US Federal Reserve Chairman Ben Bernanke has backed the the central bank's new $600bn (£371bn) package to boost the economy.

And he has rejected fears that it may spur inflation.

Some Fed officials worry the money being pumped into the economy could create inflation or speculative bubbles in the prices of bonds or commodities.

But Mr Bernanke says the programme, unveiled on Wednesday, will not push inflation to "super ordinary" levels.


Germany, China, Brazil and South Africa have criticised the US plan, with the German Finance Minister Wolfgang Schaeuble saying it was "clueless" and would create "extra problems for the world".

China's Central Bank head Zhou Xiaochuan has urged global currency reforms, while South Africa said developing countries would suffer most.

South Africa's finance minister Pravin Gordhan warned that "developing countries, including South Africa, would bear the brunt of the US decision to open its flood gates without due consideration of the consequences for other nations."

The US policy "undermines the spirit of multilateral co-operation that G20 leaders have fought so hard to maintain during the current crisis," he said.

The heads of state and government of the G20 group of the world's leading nations is due to meet in a week in South Korea, with currencies and trade imbalances high on the agenda.

Dual mandate

"We're not in the business of trying to create inflation, our purpose is to provide additional stimulus to help the economy recover and to avoid potentially additional disinflation, which I think we all agree could also be worrisome," Mr Bernanke said at the weekend.

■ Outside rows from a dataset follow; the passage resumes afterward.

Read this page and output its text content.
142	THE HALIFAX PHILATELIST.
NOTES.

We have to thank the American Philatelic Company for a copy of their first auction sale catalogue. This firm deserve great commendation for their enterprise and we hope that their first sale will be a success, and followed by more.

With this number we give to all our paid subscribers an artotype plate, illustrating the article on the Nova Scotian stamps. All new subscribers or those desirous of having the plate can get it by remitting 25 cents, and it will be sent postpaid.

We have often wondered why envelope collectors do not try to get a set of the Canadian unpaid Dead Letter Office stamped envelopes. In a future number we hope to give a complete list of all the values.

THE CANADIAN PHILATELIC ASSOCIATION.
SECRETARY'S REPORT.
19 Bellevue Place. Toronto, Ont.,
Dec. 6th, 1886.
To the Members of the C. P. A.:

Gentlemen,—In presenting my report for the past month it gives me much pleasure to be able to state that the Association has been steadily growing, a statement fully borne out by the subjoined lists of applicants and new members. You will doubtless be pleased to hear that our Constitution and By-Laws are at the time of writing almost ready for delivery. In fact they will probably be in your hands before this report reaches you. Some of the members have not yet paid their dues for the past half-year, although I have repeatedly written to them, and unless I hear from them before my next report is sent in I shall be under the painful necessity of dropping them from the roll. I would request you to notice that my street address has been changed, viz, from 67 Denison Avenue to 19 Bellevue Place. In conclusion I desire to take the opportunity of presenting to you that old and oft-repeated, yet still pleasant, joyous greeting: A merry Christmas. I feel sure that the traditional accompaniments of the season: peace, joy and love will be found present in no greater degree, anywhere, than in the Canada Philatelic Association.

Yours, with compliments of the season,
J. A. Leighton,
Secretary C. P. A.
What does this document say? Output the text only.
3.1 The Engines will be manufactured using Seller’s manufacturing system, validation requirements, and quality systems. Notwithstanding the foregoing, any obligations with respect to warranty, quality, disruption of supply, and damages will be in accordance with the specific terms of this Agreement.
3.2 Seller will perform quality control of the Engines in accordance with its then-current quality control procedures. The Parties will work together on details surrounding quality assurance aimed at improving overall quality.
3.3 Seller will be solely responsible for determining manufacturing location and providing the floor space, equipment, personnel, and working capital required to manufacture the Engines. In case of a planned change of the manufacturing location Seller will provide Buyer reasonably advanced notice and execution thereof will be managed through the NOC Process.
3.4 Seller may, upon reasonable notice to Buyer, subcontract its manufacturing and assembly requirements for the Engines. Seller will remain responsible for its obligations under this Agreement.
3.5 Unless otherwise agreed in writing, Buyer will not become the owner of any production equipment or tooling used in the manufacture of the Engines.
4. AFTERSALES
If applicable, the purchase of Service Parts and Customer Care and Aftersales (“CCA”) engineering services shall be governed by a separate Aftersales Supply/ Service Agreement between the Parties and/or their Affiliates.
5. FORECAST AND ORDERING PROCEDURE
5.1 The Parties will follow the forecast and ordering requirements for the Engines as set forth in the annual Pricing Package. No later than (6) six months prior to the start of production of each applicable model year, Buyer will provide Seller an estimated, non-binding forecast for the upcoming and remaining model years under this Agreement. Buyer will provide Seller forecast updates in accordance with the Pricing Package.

He said the Fed was bound by a dual mandate for low and stable prices and firm employment, and by a duty to support the economy.

"We are committed to our price stability objective," said Mr Bernanke.

"I have rejected any notion that we are going to raise inflation to a supra-normal level.

"We've had a very significant disinflation since the beginning of the crisis. We should not be satisfied with a situation where we have both a large amount of slack on the employment side and inflation which is below our generally agreed upon level and seems to be declining over time."

That, he said, was the motivation for taking the action which will see the Fed buy $600bn worth of government bonds in a bid to make loans cheaper and get Americans to spend more.